Bolitho acquiesça doucement. Lorsque son heure viendrait, ce serait sans doute par une journée comme celle-ci, une journée pareille aux autres, après qu’Allday serait allé chercher son vieux sabre puis qu’ils auraient échangé quelques plaisanteries éculées.

Peut-être tout cela était-il dû à la présence de Neale, au fait qu’il se sentait comme un spectateur.

Il leva les yeux en suivant le mât d’artimon où sa marque était raidie par le vent, comme si elle eût été de métal.

Mais il se ressaisit vite, irrité contre lui-même. Si Beauchamp avait choisi un autre jeune contre-amiral, il en aurait été tout aussi dépité.

Allday s’éloigna, satisfait de ce qu’il avait vu.

Plusieurs lunettes se levèrent brusquement comme des pierriers, et Bolitho dut attendre un peu avant d’entendre Kilburne annoncer tout là-haut, d’une voix affaiblie par la distance :

— Ohé, du pont, pour le commandant ! C’est un anglais !

Il marqua une légère pause, le temps de se raccrocher à son fragile perchoir, et ouvrit son livre de signaux de sa main libre.

— La Phalarope, vaisseau de trente-deux, capitaine de vaisseau Emes, commandant !

— Seigneur Dieu, murmura Allday…

Bolitho croisa les bras et attendit que les bossoirs fussent suffisamment remontés sur la vague. L’horizon donnait l’impression de tressaillir, comme pour se débarrasser des deux pyramides de toile qui convergeaient l’une vers l’autre.

Il savait qu’elle arriverait aujourd’hui. Alors que les hommes du Styx s’affairaient aux bras et aux drisses, il savait déjà.

Neale le regardait, l’air abattu :

— Quels sont vos ordres, amiral ?

Bolitho se détourna et regarda la volée de signaux multicolores qui montaient à la vergue du Styx. Des signaux que l’on échange, deux bâtiments qui se retrouvent quelque part sur la carte. Pour l’équipage, c’était là une distraction bienvenue, mais aussi un renfort et de la puissance de feu supplémentaire.
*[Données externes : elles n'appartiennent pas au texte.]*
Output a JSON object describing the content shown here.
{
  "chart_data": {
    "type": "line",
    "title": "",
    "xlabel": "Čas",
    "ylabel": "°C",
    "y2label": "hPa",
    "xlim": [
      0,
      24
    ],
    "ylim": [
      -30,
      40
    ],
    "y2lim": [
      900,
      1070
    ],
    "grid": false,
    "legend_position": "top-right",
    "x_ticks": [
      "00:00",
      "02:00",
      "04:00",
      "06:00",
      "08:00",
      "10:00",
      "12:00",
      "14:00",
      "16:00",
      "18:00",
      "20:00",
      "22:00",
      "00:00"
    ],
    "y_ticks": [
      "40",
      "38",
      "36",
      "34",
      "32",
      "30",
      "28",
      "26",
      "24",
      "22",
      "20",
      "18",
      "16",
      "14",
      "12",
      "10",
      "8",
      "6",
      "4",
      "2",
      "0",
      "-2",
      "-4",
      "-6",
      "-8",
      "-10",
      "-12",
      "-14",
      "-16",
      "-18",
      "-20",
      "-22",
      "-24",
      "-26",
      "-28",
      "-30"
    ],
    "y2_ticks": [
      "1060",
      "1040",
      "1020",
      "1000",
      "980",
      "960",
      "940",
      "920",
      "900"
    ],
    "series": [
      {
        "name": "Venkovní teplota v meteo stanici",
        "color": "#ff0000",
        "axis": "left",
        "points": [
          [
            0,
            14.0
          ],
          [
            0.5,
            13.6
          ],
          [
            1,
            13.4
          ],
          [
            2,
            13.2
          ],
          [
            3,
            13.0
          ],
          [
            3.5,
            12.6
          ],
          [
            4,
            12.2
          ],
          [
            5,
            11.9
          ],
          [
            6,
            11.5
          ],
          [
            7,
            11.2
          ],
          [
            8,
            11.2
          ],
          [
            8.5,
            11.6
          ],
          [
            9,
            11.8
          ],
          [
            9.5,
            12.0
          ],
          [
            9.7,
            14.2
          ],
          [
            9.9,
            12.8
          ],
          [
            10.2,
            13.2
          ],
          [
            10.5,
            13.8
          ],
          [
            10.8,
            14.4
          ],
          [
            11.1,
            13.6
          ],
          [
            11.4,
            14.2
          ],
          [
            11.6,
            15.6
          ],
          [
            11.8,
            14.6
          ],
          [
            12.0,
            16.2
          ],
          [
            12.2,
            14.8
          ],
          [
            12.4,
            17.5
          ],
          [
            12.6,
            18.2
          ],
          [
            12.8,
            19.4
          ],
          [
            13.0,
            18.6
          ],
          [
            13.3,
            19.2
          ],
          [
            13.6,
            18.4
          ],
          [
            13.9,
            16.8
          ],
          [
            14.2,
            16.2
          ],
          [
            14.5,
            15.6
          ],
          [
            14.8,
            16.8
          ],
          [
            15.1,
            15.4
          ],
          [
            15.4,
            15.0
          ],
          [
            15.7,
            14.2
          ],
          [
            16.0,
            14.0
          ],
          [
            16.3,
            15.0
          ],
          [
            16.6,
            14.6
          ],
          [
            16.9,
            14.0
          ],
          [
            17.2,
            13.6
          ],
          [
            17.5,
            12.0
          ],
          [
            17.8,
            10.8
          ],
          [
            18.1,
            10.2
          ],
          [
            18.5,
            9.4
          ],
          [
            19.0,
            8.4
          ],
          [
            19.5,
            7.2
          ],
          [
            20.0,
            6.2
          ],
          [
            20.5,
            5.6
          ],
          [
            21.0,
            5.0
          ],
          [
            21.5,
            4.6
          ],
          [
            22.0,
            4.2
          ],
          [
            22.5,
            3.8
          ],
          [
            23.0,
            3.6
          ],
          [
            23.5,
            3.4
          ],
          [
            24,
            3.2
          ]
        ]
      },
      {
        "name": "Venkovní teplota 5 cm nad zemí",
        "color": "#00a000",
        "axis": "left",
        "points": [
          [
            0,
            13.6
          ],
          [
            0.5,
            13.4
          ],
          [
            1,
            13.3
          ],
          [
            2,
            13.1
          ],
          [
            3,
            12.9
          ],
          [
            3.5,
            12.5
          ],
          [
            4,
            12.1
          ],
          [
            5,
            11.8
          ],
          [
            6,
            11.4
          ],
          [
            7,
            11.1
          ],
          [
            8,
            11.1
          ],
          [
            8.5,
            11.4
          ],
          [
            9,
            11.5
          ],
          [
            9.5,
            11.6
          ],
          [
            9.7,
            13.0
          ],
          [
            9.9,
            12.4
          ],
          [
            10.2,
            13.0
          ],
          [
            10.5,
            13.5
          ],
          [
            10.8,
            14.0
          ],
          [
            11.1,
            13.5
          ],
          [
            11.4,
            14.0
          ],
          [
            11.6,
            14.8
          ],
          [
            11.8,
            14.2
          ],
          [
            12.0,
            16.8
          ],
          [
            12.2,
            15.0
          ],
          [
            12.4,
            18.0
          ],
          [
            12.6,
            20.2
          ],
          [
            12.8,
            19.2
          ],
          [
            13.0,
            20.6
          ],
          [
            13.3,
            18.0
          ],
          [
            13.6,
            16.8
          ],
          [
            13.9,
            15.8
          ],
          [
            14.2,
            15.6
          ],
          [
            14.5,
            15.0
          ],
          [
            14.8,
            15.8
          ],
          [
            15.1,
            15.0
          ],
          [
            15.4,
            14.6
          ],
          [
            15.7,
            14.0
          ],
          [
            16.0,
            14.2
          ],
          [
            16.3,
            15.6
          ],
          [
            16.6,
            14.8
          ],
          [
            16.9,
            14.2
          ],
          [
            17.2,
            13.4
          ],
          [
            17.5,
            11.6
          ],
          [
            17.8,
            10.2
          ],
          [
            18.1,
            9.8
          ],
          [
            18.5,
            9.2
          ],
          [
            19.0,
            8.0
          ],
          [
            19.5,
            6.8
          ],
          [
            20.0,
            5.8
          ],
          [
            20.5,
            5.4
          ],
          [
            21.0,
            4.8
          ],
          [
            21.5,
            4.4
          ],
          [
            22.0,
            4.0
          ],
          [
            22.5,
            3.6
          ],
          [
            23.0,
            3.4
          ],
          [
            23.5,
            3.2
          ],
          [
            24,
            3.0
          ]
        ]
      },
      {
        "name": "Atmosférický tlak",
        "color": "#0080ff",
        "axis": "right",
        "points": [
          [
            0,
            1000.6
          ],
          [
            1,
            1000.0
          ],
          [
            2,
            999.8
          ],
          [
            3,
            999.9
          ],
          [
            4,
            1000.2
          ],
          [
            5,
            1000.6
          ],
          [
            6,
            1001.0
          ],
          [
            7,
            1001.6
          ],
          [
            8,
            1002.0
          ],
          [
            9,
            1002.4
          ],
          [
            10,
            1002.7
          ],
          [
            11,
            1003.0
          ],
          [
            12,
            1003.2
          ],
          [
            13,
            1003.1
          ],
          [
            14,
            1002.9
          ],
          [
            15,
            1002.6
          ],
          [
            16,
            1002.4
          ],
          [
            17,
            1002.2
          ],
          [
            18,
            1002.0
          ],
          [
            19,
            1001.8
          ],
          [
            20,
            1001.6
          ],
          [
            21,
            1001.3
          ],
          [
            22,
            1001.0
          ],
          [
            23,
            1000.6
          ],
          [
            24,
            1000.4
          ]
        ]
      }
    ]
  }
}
— Mettez en panne quand vous voudrez, je vous prie. Signalez à la Phalarope… – il avait du mal à prononcer ce nom – … à la Phalarope, dites que je vais me rendre à son bord.

— Bien, amiral.

Bolitho emprunta sa lunette à l’aspirant de quart et se dirigea vers le bord au vent. Il ressentait profondément chacun de ses gestes, chaque battement de son cœur, comme un acteur qui va entrer en scène.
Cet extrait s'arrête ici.